It’s easy to feel overwhelmed with tasks, overloaded with activities, and over-booked with responsibilities. Many business owners and managers report feeling that they never get caught up, that there never seems to be enough time in which to accomplish all that needs to be done.
Let’s first look at the causes of overwhelm, and then move on to some solutions.
Overwhelm is a psychological and emotional state created when one experiences a lack of time or resources to accomplish necessary tasks. Sometimes the limitations are external (not enough time, money or team support), while other times they are internal (attitudes such as fear or perfectionism).
Whatever the reason, overwhelm can be avoided by managing your time and your mindset. Here are some useful suggestions to employ when the pressure is on or the obstacles are many:
Establish and stick to your values. Know what is important to you, what takes priority in your business, and act from a place of commitment to those values.

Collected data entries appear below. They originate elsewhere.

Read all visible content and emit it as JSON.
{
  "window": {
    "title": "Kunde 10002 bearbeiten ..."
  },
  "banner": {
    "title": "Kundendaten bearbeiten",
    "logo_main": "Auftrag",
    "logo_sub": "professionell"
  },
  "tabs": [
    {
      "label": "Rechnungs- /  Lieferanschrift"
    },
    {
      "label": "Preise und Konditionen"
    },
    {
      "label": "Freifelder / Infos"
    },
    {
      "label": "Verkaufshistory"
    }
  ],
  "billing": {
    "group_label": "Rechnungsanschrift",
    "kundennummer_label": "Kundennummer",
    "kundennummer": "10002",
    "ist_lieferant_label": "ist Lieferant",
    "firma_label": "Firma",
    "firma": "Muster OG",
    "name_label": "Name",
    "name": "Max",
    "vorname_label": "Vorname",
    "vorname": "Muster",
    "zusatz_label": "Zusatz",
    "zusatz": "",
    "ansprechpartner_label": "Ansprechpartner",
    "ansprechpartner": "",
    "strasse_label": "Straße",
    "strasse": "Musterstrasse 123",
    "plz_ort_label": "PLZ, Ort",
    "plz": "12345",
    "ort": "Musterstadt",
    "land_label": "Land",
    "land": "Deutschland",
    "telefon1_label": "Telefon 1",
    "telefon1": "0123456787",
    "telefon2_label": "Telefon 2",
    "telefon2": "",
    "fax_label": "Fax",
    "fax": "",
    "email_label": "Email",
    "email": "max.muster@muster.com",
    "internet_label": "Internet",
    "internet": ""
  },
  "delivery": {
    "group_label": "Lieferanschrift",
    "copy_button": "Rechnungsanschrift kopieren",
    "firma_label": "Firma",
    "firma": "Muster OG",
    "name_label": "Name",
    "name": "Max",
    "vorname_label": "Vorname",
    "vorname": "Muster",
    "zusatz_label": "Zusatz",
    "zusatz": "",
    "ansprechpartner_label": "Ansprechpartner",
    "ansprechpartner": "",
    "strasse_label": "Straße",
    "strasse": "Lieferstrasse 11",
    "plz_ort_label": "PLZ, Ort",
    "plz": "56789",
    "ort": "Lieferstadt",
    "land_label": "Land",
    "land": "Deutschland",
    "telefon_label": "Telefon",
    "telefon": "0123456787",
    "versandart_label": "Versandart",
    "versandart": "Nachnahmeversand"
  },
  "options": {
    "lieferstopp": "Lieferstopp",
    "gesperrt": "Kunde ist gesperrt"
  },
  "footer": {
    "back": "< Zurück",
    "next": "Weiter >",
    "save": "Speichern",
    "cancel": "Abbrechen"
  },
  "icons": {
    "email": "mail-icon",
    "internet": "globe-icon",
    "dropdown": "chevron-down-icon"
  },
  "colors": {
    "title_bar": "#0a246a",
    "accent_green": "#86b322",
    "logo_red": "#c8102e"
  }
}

Set personal boundaries and be ready to defend them. This means, when a colleague or co-worker presents you with an additional task or request or deadline, you may need to say a firm “No” or “Not now.”
Make it a practice to under-promise and over-deliver. When you agree to undertake a task or project, make sure you factor in realistic time frames that allow you room to breathe. In the end, you’ll be happier and more relaxed and the quality of your work will reflect a more balanced perspective.
Prioritize tasks. Make it a habit of first completing any tasks that eliminate the need for secondary tasks. This requires that you are clear about which tasks are most essential and which can be delegated or postponed.
Delegate tasks. As much as one might feel indispensible, in most cases we are not. Identify others in your team or organization that possess the skills and attitudes to take on the tasks you are unable or unwilling to accomplish. Once you have identified these people, trust them. Delegate tasks to these trusted team members, and get out of the way.
Manage your calendar. In most cases, a well-managed calendar provides the solution to chronic overwhelm. Schedule adequate time to accomplish priority tasks and projects, and stick to it.
Give yourself (and others) a break. Taking regular vacations away from your office or workspace has been shown to positively impact workplace stress. Taking breaks benefits you, as well as the people with whom you work and interact. The same goes for every member of your team or work group.
Being fully engaged and committed to work-related activities is healthy, when balanced against your full commitment to self-care and renewal.